Revolutionary Socialism in the 21st Century
 
Revolutionary
Socialism in the
21st Century

Pilfering, pranks and working-class pride – a review of the BBC’s ‘Cradle to Grave’

Colin Revolting

The BBC sitcom Cradle to Grave is a sympathetic and engaging portrait of working-class London, set at a key time for class struggle. Colin Revolting reviews.

cradle

Film-maker Ken Loach says, “the left often forgets to attend to the living details of working class life.” A good stab at doing just that emerged from an unlikely source – a BBC sitcom.

Cradle to the Grave is based on Danny Baker’s amusing autobiography about growing up in south east London in the 1970s (which I would also recommend).

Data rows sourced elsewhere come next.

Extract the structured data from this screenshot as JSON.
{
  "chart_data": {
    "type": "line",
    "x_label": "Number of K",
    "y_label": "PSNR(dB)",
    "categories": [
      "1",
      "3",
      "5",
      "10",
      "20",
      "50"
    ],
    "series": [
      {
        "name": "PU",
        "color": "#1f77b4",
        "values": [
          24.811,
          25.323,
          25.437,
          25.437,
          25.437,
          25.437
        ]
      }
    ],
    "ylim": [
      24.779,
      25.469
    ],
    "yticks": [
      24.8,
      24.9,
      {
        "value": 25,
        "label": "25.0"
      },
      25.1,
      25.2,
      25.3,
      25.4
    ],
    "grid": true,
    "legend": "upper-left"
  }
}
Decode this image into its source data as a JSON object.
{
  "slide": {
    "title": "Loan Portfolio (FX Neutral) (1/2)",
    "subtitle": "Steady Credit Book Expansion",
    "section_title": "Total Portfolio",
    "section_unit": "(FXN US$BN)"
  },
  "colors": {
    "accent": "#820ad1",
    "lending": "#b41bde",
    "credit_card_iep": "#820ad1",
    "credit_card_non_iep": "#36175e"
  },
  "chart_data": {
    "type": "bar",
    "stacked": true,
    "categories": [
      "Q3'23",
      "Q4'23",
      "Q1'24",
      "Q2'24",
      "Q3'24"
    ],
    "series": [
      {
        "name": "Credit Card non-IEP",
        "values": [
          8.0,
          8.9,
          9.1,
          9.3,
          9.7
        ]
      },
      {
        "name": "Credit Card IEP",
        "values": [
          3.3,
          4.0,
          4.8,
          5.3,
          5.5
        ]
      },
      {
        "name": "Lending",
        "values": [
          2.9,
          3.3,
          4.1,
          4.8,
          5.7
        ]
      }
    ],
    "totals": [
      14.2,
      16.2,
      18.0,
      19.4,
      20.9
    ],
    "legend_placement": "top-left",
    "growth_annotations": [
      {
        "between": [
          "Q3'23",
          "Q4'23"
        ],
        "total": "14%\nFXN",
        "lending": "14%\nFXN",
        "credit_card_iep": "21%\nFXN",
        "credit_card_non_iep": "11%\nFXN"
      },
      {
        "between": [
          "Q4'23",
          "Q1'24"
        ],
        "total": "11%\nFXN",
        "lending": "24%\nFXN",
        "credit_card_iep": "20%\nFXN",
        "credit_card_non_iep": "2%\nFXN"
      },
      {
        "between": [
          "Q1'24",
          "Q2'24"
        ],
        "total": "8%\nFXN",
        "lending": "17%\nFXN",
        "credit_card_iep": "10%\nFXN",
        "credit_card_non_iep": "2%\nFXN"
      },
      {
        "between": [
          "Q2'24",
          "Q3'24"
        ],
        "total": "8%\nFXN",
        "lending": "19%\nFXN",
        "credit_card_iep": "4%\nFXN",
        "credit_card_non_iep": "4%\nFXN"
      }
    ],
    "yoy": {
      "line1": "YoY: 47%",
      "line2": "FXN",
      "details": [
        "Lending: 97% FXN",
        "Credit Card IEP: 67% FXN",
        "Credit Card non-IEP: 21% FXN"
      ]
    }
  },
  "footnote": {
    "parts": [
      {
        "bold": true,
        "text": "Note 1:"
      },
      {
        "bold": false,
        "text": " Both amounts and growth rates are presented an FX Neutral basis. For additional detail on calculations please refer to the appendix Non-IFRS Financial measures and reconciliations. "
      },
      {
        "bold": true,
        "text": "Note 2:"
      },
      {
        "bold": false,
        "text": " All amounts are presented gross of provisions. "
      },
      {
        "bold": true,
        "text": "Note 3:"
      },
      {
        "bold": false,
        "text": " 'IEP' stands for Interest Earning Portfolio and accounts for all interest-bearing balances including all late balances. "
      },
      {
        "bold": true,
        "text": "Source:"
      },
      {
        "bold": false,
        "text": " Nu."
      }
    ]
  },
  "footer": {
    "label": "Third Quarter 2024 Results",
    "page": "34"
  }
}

Danny’s dad was a docker and the TV series portrays him and his workmates running rings round the dock bosses and ship owners. Acts of redistributing wealth are common and a pleasure to watch – how different it looks to tales of Amazon’s warehouses. The dockers’ cocky class confidence is a joy to behold.

Many of their tricks and tales have that ring of truth – if told with Baker’s nostalgia for the era and council estate life – viewed from his self-proclaimed ‘Toad Hall’ home in Blackheath.

The teenagers also get up to the sort of trouble and laughs that teenagers have done for as long as they have existed. Like Ken Loach’s classic film Kes, which the series references, school is shown as somewhere that offers opportunities but also has a strict socialising agenda – which the school friends dodge and subvert as often as possible.

The show is set at a pivotal time for the dockers and Britain’s working class in general: the intense, heightened period of class struggle known as the Upturn. In the midst of this the employers began transporting cargo in containers, making dockers redundant and threatening their livelihoods. They went on strike to protect their jobs and five leading dockers were sent to Pentonville prison for defying an injunction against picketing. This led to an almost general strike across the country – until the Government had to relent and release the Pentonville Five. But I’m getting carried away – you’ll have to look elsewhere, for instance this brilliant 15 minute film, to see those events portrayed.

As well as now being available on DVD the series has helped to raise another two finger salute to the powers that be. On Sunday Morning TV last week, Squeeze sang the show’s theme song to an audience sitting on Andrew Marr’s studio sofa, which included…David Cameron.

 

I grew up in council housing,

Part of what made Britain great,

There are some here who are hellbent,

On the destruction of the welfare state.”

 

The spirit of cocky class pride lives on.